Artikel 12. Niet aanvaarden van algemeen geaccepteerde arbeid

Onverminderd artikel 4, eerste lid, legt het bestuur voor onbepaalde duur een maatregel op indien de belanghebbende een uitkering ontvangt op basis van de IOAW en hij weigert hem aangeboden algemeen geaccepteerde arbeid te aanvaarden.

  • 2.

    De hoogte van de maategel is gelijk aan het door eigen toedoen niet verkregen netto inkomen uit deze arbeid.

  • 3.

    Het bestuur heroverweegt een besluit als bedoeld in het eerste lid binnen een door hem te bepalen termijn die ten hoogste drie maanden bedraagt.

Hoofdstuk 4. Niet nakomen van de inlichtingenplicht.

Artikel 13. Te laat verstrekken van gegevens

  • 1. Onverminderd artikel 2 derde lid legt het bestuur een maatregel op van 5 % van de uitkeringsnorm, indien belanghebbende de verplichting op grond van artikel 13 IOAW/IOAZ niet is nagekomen door informatie die van belang is voor de verlening van de uitkering of voortzetting daarvan niet binnen de door het bestuur daartoe gestelde termijn te verstrekken.

  • 2. De duur van de maatregel wordt verdubbeld, indien de belanghebbende zich binnen twaalf maanden na bekendmaking van een besluit waarbij een maatregel wordt opgelegd opnieuw schuldig maakt aan dezelfde als verwijtbare aan te merken gedraging.
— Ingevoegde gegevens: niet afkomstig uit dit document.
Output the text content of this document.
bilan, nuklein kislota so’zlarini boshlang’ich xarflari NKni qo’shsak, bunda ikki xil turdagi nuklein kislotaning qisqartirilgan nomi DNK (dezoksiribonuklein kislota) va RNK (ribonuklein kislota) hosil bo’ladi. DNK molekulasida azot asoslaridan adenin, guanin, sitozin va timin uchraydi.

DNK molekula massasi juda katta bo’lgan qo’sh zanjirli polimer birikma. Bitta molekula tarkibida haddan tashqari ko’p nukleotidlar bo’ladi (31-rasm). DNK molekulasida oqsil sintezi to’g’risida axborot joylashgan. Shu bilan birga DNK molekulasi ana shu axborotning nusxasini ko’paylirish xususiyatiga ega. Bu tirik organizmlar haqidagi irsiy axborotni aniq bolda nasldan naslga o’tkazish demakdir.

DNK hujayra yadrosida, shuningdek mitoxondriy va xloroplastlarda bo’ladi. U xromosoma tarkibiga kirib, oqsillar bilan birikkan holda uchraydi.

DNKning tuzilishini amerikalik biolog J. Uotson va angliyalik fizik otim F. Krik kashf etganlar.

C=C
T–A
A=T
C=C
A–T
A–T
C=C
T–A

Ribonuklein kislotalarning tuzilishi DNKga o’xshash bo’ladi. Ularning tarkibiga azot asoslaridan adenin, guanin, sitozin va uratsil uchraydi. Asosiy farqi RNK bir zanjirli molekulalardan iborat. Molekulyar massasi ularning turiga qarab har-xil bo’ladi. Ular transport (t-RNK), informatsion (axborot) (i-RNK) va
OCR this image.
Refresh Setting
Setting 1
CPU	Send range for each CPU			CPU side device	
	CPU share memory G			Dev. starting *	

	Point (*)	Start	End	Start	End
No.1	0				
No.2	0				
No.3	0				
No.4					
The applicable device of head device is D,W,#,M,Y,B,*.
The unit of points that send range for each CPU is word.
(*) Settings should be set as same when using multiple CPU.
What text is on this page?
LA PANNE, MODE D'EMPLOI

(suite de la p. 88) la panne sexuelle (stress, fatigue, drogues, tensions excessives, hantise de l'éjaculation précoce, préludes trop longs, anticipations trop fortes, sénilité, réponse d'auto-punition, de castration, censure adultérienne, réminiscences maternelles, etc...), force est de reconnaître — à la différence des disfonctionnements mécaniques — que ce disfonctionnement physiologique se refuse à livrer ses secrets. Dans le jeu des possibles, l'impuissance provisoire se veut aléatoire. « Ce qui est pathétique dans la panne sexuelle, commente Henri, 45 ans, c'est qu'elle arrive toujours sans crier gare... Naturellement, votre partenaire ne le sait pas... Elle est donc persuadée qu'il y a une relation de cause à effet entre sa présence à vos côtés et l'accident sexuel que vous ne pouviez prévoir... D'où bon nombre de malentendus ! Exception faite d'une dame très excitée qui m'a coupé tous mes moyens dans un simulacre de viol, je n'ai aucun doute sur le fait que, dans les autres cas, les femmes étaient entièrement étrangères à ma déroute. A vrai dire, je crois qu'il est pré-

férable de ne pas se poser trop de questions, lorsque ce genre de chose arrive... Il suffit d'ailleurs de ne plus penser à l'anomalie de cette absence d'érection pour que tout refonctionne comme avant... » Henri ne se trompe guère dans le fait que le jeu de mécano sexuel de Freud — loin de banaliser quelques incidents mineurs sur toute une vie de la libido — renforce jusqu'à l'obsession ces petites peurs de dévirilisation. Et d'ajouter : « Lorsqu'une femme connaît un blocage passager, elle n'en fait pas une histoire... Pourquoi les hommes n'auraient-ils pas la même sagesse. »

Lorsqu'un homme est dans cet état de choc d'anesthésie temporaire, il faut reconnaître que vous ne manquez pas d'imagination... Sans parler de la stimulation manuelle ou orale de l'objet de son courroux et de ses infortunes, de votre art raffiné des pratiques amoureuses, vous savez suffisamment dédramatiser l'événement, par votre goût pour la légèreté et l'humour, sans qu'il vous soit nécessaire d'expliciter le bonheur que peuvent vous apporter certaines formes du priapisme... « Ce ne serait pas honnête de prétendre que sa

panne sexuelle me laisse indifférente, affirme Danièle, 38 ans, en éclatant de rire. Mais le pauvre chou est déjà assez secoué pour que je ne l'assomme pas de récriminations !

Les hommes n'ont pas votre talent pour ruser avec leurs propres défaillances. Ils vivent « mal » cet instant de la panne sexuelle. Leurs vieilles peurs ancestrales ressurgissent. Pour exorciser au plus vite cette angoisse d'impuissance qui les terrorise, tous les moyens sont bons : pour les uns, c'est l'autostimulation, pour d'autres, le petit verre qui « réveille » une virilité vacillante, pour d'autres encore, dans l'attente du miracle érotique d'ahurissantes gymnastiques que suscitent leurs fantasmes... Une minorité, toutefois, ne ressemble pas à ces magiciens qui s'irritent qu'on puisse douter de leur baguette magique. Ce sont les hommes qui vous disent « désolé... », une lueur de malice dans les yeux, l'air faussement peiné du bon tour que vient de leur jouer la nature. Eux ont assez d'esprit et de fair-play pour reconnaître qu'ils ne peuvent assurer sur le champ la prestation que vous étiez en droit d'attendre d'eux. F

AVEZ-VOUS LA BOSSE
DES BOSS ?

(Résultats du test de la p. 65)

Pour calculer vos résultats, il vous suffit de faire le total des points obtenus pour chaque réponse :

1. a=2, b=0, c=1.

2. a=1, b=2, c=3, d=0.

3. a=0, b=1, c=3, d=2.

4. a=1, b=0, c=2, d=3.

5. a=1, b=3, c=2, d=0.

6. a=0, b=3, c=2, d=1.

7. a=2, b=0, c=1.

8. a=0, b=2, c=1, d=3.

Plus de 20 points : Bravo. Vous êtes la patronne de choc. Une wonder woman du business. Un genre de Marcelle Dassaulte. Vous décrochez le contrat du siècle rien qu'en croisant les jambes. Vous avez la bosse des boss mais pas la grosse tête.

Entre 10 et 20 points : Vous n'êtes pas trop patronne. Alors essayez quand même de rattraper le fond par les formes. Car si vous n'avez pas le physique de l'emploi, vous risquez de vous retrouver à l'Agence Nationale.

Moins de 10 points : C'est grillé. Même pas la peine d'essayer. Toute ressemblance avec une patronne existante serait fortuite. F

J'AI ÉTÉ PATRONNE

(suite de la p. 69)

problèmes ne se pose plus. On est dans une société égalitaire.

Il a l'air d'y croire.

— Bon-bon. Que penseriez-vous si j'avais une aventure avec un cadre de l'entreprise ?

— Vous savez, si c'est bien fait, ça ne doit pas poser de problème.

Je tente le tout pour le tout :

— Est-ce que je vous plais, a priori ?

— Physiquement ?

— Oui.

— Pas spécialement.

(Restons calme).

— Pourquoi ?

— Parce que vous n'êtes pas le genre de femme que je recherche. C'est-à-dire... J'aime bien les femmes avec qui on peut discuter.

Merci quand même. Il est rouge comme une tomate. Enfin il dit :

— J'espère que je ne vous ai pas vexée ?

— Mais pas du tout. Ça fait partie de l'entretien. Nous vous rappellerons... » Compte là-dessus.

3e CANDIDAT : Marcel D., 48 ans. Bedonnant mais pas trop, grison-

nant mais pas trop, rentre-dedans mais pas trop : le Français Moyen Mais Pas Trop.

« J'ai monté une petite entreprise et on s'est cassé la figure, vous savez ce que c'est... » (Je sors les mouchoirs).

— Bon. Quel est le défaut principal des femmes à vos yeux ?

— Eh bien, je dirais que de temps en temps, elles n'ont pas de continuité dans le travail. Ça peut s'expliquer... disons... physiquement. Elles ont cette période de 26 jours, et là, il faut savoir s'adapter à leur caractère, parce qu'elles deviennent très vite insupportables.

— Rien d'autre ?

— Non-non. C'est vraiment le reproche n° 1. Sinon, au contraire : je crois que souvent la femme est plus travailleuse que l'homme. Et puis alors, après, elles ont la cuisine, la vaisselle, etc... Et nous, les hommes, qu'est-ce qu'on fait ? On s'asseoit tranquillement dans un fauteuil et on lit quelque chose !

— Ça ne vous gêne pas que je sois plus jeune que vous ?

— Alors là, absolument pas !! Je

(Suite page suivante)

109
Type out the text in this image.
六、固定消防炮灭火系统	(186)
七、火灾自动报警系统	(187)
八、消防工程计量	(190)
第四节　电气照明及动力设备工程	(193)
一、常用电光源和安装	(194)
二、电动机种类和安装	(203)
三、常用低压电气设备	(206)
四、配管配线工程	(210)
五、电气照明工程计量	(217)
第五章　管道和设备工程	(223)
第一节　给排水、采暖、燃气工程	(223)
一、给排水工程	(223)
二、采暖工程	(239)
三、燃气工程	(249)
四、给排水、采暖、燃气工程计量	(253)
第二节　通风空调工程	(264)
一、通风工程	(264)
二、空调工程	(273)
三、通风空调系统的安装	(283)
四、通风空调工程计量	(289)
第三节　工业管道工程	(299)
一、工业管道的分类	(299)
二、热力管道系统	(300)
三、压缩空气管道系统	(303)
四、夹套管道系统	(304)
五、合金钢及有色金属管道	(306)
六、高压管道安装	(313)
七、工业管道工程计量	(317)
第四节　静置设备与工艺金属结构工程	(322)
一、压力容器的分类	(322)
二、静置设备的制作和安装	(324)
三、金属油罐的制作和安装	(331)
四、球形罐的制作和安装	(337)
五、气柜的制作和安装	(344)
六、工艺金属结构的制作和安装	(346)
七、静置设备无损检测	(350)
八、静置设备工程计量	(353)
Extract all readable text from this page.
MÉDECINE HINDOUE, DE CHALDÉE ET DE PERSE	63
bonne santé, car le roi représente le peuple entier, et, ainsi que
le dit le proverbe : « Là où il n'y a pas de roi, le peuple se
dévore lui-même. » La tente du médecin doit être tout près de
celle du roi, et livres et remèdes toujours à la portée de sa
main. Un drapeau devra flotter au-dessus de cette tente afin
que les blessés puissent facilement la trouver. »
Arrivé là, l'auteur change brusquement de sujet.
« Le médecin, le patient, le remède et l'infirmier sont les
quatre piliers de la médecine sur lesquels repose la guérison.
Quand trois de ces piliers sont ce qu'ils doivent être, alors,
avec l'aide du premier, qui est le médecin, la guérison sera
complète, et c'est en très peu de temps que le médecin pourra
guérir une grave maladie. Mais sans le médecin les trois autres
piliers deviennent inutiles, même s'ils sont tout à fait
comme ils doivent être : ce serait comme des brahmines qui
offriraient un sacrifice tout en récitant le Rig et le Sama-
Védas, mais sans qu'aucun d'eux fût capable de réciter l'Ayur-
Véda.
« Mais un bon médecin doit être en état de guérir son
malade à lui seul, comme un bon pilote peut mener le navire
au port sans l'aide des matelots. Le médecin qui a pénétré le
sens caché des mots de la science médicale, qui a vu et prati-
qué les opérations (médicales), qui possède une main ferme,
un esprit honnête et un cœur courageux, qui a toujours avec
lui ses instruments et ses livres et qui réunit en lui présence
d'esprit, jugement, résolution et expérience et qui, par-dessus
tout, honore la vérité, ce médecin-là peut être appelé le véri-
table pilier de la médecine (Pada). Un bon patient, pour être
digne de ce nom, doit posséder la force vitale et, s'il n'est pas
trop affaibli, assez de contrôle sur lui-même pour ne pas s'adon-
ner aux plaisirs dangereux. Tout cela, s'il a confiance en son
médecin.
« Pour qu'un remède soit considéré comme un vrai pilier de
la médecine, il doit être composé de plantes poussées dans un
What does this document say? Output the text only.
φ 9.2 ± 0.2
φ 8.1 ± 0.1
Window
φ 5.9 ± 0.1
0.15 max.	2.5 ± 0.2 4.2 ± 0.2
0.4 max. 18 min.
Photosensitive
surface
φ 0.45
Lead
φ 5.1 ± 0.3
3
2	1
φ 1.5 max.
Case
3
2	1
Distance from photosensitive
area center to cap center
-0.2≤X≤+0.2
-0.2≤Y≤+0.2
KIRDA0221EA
Met een besluit waarmee een maatregel is opgelegd wordt gelijkgesteld het besluit om daarvan af te zien op grond van dringende redenen, bedoeld in artikel 6, eerste lid sub c.

  • 3. Van het opleggen van de maatregel kan worden afgezien en worden volstaan met het geven van een schriftelijke waarschuwing, tenzij het niet of niet behoorlijk nakomen van de verplichting plaatsvindt binnen een periode van één jaar te rekenen vanaf de datum waarop eerder aan de belanghebbende een schriftelijke waarschuwing is gegeven.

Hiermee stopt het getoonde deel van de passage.